First response or full event?
Key to this potential metric is the fact that it wouldn’t only measure a single interaction. Instead, it would measure groups of individual interactions that are part of the action of a user, and so would gather more complex and nuanced data and thus more meaningful scores.
One article on Google’s Web.dev website stated the goals of this new metric: “Consider the responsiveness of all user inputs (not just the first one). Capture each event’s full duration (not just the delay). Group events together that occur as part of the same logical user interaction and define that interaction’s latency as the max duration of all its events.”
And finally: “Create an aggregate score for all interactions that occur on a page, throughout its full lifecycle.”
Ultimately, its aim is to have a more meaningful metric that can capture the quality of the digital user experience.
“We want to design a metric that better captures the end-to-end latency of individual events and offers a more holistic picture of the overall responsiveness of a page throughout its lifetime,” the article went on to say.
“With this new metric we plan to expand that to capture the full event duration, from initial user input until the next frame is painted after all the event handlers have run.
We also plan to measure interactions rather than individual events. Interactions are groups of events that are dispatched as part of the same, logical user gesture (for example: pointerdown, click, pointerup).”

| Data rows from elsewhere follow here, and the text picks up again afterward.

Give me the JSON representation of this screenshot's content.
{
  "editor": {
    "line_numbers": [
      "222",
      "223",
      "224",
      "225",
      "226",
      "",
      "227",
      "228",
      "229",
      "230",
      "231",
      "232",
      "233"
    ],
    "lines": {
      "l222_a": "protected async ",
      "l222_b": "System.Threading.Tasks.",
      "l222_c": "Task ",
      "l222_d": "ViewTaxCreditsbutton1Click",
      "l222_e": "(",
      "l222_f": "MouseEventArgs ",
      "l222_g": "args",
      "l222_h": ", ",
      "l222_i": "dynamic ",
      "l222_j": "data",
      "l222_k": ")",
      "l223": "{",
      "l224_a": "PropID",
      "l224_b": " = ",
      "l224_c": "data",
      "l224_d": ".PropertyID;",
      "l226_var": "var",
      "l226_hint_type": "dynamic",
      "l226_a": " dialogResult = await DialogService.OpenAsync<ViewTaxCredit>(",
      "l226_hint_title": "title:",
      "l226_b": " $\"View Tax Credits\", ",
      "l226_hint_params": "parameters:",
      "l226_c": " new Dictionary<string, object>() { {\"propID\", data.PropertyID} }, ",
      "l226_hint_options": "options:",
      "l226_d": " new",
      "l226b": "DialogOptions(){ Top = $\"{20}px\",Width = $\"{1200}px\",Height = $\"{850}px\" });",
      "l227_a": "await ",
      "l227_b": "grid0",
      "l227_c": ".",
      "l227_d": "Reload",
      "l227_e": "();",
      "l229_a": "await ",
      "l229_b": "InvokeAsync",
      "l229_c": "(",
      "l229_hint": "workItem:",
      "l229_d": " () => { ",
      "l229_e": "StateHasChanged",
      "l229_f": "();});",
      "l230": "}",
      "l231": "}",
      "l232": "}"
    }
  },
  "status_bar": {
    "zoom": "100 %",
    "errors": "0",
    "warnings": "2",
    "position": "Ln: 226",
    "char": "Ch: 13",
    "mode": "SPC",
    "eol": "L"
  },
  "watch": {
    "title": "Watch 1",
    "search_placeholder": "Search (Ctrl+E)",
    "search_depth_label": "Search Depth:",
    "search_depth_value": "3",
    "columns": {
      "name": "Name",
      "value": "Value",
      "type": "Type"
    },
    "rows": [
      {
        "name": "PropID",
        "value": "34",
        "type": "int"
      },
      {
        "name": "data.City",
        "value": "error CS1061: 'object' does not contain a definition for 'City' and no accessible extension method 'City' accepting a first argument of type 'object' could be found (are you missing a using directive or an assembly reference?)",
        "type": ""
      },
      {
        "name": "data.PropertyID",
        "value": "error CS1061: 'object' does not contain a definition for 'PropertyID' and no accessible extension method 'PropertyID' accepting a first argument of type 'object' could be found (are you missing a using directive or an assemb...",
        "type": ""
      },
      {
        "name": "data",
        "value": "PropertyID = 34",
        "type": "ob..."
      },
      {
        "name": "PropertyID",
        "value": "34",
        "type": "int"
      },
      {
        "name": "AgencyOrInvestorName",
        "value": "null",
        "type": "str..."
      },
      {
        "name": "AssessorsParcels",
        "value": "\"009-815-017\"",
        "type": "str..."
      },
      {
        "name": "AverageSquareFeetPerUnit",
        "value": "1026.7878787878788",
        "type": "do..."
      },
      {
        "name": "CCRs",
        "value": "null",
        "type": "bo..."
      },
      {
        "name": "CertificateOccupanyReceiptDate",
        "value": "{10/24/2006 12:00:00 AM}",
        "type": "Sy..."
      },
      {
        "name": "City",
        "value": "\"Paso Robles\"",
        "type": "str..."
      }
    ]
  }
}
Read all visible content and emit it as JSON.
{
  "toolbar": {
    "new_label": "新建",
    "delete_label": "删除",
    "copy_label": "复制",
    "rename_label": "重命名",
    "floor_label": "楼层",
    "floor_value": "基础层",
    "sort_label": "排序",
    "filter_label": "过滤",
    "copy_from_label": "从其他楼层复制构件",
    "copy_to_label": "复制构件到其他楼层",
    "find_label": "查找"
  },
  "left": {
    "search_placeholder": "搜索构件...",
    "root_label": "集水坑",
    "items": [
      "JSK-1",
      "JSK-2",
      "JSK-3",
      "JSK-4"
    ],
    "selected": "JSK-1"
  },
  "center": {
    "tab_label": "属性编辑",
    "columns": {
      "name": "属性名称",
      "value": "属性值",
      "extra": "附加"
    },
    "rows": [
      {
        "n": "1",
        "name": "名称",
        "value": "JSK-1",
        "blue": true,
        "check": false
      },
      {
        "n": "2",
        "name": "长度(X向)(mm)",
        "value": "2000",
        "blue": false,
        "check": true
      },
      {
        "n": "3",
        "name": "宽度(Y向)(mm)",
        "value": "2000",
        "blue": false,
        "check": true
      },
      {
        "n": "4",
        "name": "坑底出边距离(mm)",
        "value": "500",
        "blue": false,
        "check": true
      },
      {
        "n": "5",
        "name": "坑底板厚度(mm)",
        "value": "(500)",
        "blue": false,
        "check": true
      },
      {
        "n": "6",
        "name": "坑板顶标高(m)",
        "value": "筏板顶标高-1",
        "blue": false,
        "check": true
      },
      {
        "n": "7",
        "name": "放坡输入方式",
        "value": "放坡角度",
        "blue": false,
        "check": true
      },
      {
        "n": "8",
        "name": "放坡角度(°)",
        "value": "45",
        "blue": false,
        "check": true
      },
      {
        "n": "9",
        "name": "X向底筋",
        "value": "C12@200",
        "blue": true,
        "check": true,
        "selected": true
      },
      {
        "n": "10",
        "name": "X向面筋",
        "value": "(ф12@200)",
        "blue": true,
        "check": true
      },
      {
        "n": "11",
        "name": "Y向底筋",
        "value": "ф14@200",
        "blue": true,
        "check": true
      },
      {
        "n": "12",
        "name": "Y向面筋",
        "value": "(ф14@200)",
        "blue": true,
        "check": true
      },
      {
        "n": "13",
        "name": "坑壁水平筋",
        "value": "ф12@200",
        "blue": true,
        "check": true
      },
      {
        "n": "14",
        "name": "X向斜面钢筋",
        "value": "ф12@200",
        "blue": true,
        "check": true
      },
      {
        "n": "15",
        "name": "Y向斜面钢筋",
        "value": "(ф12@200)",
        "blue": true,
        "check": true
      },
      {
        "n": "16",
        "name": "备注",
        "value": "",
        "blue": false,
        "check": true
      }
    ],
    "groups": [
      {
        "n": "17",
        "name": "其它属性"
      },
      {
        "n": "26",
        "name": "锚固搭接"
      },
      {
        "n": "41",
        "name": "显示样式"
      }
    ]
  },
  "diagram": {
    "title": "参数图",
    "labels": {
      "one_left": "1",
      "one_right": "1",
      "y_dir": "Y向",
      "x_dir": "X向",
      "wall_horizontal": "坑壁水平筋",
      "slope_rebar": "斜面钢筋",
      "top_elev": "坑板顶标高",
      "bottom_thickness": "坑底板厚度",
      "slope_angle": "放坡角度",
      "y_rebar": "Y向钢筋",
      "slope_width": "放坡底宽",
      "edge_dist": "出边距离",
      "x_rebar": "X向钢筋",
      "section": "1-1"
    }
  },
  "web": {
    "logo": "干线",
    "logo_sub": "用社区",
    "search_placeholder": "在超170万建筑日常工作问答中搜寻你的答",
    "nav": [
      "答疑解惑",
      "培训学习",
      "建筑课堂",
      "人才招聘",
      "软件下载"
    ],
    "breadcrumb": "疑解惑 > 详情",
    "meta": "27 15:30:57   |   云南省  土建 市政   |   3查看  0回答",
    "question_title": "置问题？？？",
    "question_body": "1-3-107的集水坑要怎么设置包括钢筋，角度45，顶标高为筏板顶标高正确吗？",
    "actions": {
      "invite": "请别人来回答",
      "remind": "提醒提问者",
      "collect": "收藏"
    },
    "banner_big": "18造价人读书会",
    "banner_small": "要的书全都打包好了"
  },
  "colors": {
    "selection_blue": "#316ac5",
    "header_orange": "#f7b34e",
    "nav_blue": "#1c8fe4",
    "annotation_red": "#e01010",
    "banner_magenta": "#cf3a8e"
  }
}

Expanding on the point: “The event duration is meant to be the time from the event hardware timestamp to the time when the next paint is performed after the event is handled.
“But if the event doesn’t cause any update, the duration will be the time from event hardware timestamp to the time when we are sure it will not cause any update.”
There are two possible pathways from here when it comes to better measuring interaction latency: maximum event duration or total event duration.
Maximum event duration is a type of interaction that consists of multiple events of varying durations. And the maximum event duration measurement is based on the largest duration out of a group.
Total event duration is the total sum of all these event durations.
Time will tell whether First Input Delay is set for the sidelines, to be replaced by a newer, more meaningful metric. Wath this space.